What should have happened?
‘Somebody competent should have planned and managed the lift, and they should have made sure that all necessary personnel were out of the way while the conveyor was being lifted,’ Franklin said.
‘Clark was there to put a piece of timber under the conveyor at one end and, unfortunately, he couldn’t be seen by the man who was driving the forklift, who was notionally in charge of the operation. If Clark had stayed out of the way until the components had been lifted, he would still be alive because the falling section would have missed him.
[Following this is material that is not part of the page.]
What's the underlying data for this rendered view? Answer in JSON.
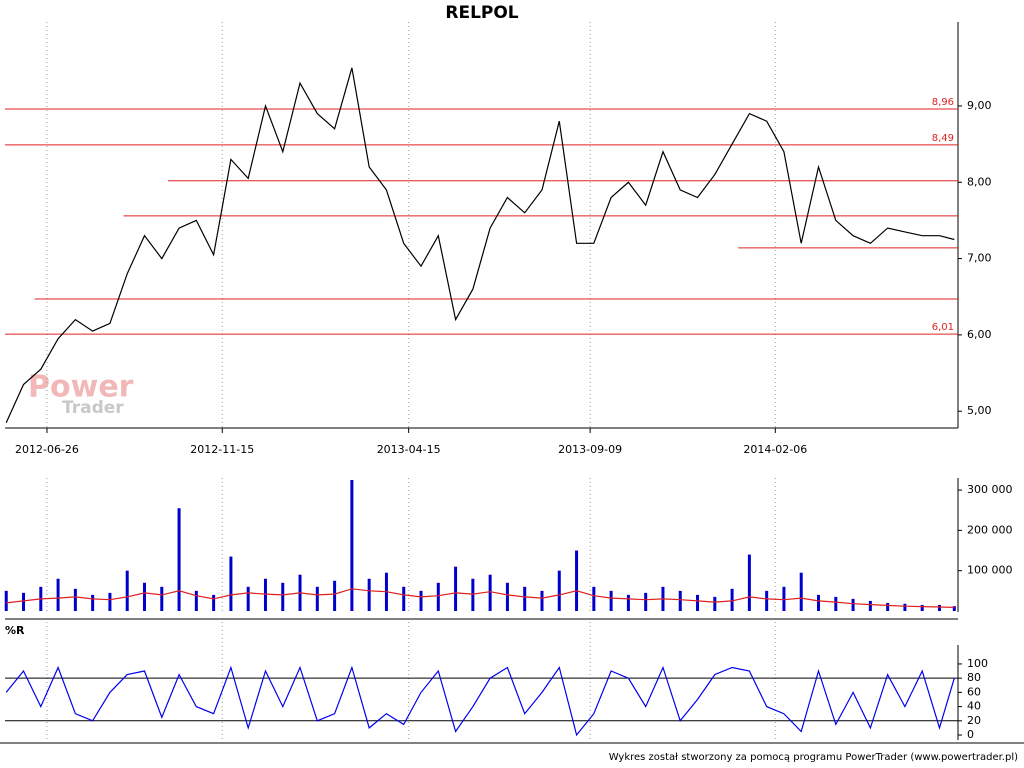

‘Alternatively, this could have been assessed as a complex lift. A 14.5m-long conveyor is never really suitable to be lifted from underneath by a forklift truck. There were no fork pockets on the conveyor for a forklift truck, so it wasn’t really suitable for a straightforward lift with a forklift truck. It should have been lifted suspended from above, possibly using a spreader beam and slings.
‘GCS Johnson now has generic assessment procedures for transhipping simple loads and it also has separate procedures in place to deal with complex lifts, which this was. Under GCS Johnson’s new procedures, it would have been assessed as a complex lift and would have involved a management assessment.’
Message for IOSH members
‘Managing lifting operations, wherever they are taking place, is important. The degree of management will depend on the sort of lift being carried out: a pallet of bricks using a forklift truck is a fairly simple lift; a 14.5m conveyor is not a simple lift and it does need proper management consideration, planning, and competent people,’ Franklin said.
‘The lifting operations and lifting equipment regulations require lifting operations to be planned, managed and supervised. Had that all been done, this incident would never have happened because it would have been assessed that this conveyor was not suitable for lifting in that fashion.
‘For more help, HSE has detailed guidance on the Provision and Use of Work Equipment Regulations. And there is also guidance on the Lifting Operations and Lifting Equipment Regulations on the HSE website.’